Thanks Jeremy, I think I misunderstood, so does it mean the set_rf_sampels following these lines of code (which does the split_vals to create train and valid ) only does sampling from the X_train data set , is that correct , if thats the case it makes sense to me.
I’m almost done with the DL course and was wondering what benefits there are to learning typical machine learning. Are there many types of datasets/problems where classic machine learning will out perform deep learning? If so, what are some examples? Basically, I’m trying to decide if I should take this course after I complete the DL one, or just continue studying DL.
What are your thoughts on reinforcement learning? Do you have much experience with it? Any plans on teaching a course about it?
Our method uses a deep convolutional network trained
to directly optimize the embedding itself, rather than an intermediate
bottleneck layer as in previous deep learning
approaches
Once this embedding has been produced, then the aforementioned
tasks become straight-forward: face verification
simply involves thresholding the distance between the
two embeddings; recognition becomes a k-NN classification
problem; and clustering can be achieved using off-theshelf
techniques such as k-means or agglomerative clustering.
Here DL and ML is used together serving different purposes to produce a working solution
You should definitely take this course next - nearly all the concepts are directly applicable to what you’ve learnt and will make you a better DL practitioners.
There’s still a lot of doubt about whether RL is actually doing anything useful. Random search is nearly just as good for many of the things it’s been used for. So I’m holding off teaching anything about this until we have some genuine best practices to teach.
@parrt and friends have just written a new article on feature importance in random forests. Would love to get your feedback on this draft - let us know if anything is unclear, you spot any mistakes, etc.
Please don’t share on social media yet, until we’ve fixed up any little issues!
@jeremy Hello Jeremy, I have a question regarding the fast.ai library.
So after I used train_cats into a dataframe df, such as:
train_cats(df_raw)
I basically substitute the categorical variables by numerical variables.
As far as I understood, the previous categories contained in the dataframe are replaced in place but, if I want to retrieve them later, more precisely to substitute them back into the dataframe, there is no easy way of doing that, since I have no explicit mapping between numerical and categorical values.
Could you give a few pointers on how this can be achieved?
Thanks and congratulations on the excellent course!

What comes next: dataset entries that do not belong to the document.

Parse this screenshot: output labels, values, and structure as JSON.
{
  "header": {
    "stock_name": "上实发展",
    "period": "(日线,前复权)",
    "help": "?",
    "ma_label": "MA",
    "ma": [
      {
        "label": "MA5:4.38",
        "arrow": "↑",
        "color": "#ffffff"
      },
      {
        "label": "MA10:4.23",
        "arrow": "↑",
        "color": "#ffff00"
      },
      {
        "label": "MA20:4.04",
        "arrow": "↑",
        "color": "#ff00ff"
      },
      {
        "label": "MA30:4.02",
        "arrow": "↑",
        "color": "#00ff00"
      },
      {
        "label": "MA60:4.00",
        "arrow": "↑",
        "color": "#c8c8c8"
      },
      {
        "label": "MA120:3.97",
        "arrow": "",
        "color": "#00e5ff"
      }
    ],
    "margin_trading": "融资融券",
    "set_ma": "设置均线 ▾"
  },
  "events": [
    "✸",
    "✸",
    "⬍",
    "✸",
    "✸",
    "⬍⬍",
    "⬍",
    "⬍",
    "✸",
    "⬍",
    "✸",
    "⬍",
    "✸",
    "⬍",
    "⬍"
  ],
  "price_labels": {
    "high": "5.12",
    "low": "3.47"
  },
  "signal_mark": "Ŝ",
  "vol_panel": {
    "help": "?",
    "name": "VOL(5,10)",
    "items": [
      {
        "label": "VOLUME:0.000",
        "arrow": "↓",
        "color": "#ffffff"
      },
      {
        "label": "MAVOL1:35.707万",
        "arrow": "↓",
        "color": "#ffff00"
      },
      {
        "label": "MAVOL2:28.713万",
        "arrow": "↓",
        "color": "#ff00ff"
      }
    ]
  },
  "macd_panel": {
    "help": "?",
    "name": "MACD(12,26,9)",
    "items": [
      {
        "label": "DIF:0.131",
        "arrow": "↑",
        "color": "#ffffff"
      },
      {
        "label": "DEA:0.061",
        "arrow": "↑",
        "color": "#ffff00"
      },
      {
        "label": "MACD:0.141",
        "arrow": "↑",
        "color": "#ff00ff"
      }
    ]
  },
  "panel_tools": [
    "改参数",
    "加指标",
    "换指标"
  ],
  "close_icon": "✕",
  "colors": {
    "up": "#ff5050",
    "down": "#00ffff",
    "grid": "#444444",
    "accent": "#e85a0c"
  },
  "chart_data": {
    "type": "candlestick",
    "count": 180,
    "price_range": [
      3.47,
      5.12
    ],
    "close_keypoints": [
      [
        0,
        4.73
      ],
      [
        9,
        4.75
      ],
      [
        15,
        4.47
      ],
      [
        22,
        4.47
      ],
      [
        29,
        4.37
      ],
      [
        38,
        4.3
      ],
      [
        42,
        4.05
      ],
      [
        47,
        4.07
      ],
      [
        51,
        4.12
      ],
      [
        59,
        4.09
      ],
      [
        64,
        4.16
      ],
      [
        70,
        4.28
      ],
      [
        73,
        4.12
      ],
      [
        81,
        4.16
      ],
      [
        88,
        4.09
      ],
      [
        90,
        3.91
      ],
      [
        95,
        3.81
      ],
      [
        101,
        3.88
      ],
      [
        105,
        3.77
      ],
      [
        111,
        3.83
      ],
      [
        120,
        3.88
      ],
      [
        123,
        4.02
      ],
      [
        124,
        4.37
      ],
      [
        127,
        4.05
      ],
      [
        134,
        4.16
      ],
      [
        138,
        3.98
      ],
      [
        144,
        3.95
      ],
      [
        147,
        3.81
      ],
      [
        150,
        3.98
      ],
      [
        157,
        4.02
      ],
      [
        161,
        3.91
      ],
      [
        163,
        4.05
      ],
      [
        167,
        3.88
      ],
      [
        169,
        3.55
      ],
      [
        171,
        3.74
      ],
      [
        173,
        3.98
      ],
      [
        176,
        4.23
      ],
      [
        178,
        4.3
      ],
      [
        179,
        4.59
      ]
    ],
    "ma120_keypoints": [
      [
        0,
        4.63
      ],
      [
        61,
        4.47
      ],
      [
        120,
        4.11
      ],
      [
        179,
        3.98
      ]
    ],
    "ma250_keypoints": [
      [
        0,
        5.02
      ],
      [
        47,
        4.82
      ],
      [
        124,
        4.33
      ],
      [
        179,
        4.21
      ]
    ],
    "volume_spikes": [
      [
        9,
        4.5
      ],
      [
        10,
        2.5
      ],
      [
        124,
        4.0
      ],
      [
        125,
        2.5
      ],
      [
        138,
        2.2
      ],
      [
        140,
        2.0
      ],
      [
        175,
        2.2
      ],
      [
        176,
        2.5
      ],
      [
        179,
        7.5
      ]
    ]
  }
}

They’re still there - take a look at the data frame and you’ll see them! (We do this in the lesson, in fact).
We do discuss this in some detail in the video, so maybe try re-watching them and see if you can answer your question - if so, come back here and let us know what you find. If not, tell us what you can about your understanding, and we’ll try to fill in the gaps.
@jeremy Thanks Jeremy, indeed the categories remain present in the dataframe after using train_cats.
I still have trouble when I use the function proc_df, like this:
So my question here is: can I somehow get a mapping between the categorical values 1, 2 and 3 back to the original “pet” values (cat, dog, fish, respectively)?
In Lesson 1(Machine Learning) in the part where @jeremy is dealing with the strings in the data (https://youtu.be/CzdWqFTmn0Y?t=3535) (“low, medium, high” etc.) . I am trying the same process to convert strings to category by using dataframe.cat.set_categories() my entire data changes to Nan . And on further changing it to dataframe.cat.categories all the values changes to -1. I have attached the kaggle link to data train.csv and i am trying to change the ‘GarageType’ column to category.
I am new to python and ML so pardon my ignorance. I was looking at the question raised during lesson 1 about automatically parsing the data and finding dates.
Now when I look at the pandas.read_csv documentation there is a infer_datetime_format parameters. When I try it using:
@jeremy Hi Jeremy I had a question on the bagging section of the RF notebook. My understanding is that we need to pass the n_estimator for the number of trees. So how does:
m = RandomForestRegressor(n_jobs=-1)
m.fit(X_train, y_train)
print_score(m)
result in exactly 10 trees later in the example?
Edit: My bad. Looked at the documentation. 10 is default.